Our love was on the wing.
We had dreams and songs to sing.
It’s so lonely round the fields of Athenry.
He got Min to hum along and for a while it was as though they were a young father and son on a Sunday hike as they ascended the hillside, making music together in a sentimental key. But it was warm, and with Hector sweating and shirtless the boy began to lose his grip; twice he nearly fell off and Hector had to slow down. Soon he was crying and the sopped bandage was dripping blood again and after a while the boy’s frame went limp around him and Hector realized he was drifting in and out. He was losing too much blood. Hector laid him down and tried to rebind the bandage, but when he loosened it the blood only seeped out faster, so he tied it up as tightly as Min could bear.
“Ah, ah!” he moaned sharply, the pain sapping him. He began to cry weakly again. “It hurts, Hector. It hurts.”
“I’m sorry,” Hector replied, breathless, “I know.”
But Hector didn’t know. It was amazing, but through all the battles and firefights and skirmishes, he’d never been seriously injured: he’d been knifed and shot, even hit by shrapnel, but they were always superficial strikes, glancing off him as if he were shielded by the harder steel of some mysterious fortune, the only drafts of his blood drawn by the nurses for the blood and plasma reserves, or else coming from his bloodied noses after the tussles outside bars and whorehouses. Then his wounds always healed with miraculous swiftness, as if his corporal self existed apart from everything else in a bounding, lapsing time. And in the same way that he could not feel true drunkenness he felt no true pain, either, just the cold report of impact, his nerves disconnected from the necessary region of his mind, if never quite his heart. Looking at Min, he felt a dense, sharp lump knocking in his chest; he knew if he didn’t get him to a hospital soon the boy might die.
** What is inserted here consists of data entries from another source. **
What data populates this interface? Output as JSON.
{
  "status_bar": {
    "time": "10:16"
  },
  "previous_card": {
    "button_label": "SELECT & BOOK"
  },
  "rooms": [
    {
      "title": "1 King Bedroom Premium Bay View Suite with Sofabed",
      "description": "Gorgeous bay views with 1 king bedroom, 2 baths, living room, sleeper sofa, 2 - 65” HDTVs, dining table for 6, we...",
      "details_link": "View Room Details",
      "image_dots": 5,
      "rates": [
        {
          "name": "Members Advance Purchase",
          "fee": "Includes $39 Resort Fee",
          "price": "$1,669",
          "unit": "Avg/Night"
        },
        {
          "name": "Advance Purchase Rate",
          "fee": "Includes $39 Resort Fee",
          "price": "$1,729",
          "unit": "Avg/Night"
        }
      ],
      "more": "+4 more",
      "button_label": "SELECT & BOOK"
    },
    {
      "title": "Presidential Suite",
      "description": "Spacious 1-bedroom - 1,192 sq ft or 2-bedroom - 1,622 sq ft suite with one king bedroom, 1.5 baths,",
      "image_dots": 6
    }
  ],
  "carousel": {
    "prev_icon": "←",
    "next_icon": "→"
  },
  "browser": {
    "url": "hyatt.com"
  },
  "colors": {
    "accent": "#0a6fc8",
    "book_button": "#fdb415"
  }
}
So he lifted him over his shoulder and set his head low and started to run, run as fast as he could bearing fifty pounds of child, trying not to remember how he’d futilely done the same for a soldier with his foot blown off by an errant friendly shell, applying a tourniquet and ferrying him back to the HQ only for the medic to declare him dead after discovering a perfect half-dollar-sized hole in the back of his head.
When he appeared in the central yard the entire orphanage descended on him, Reverend Hong and the kitchen aunties and all forty or so children, even June, who like Hector typically kept her own company, leaning against the corner of the dormitory building, watching all with her sullen glare. But she was right up front now. Hector put Min down gently, the boy’s eyes half open, his mouth slack. His foot was a bright, sopping mass. Hector was shirtless and slick with sweat and smeared blood, one pant leg soaked crimson all the way down to the cuff. Reverend Hong, ever-suffering Hector, made a great pained face of resignation but said nothing. Sterner of expression was the thin, bespectacled American kneeling beside him, square of jaw and formally dressed in a black woolen suit. He was in his mid-forties, the minister from the States they’d been expecting for several days now. The man immediately began working on the boy, carefully removing the bloody bandage of the shirt and the sneaker to reveal that the ax blade had cleaved off his smallest three toes. He picked the little nubs out as if they were stones and gave them to Hong, who gingerly wrapped them in a handkerchief. But Min was awake now, wailing on seeing his own foot and the horror in the onlookers’ eyes.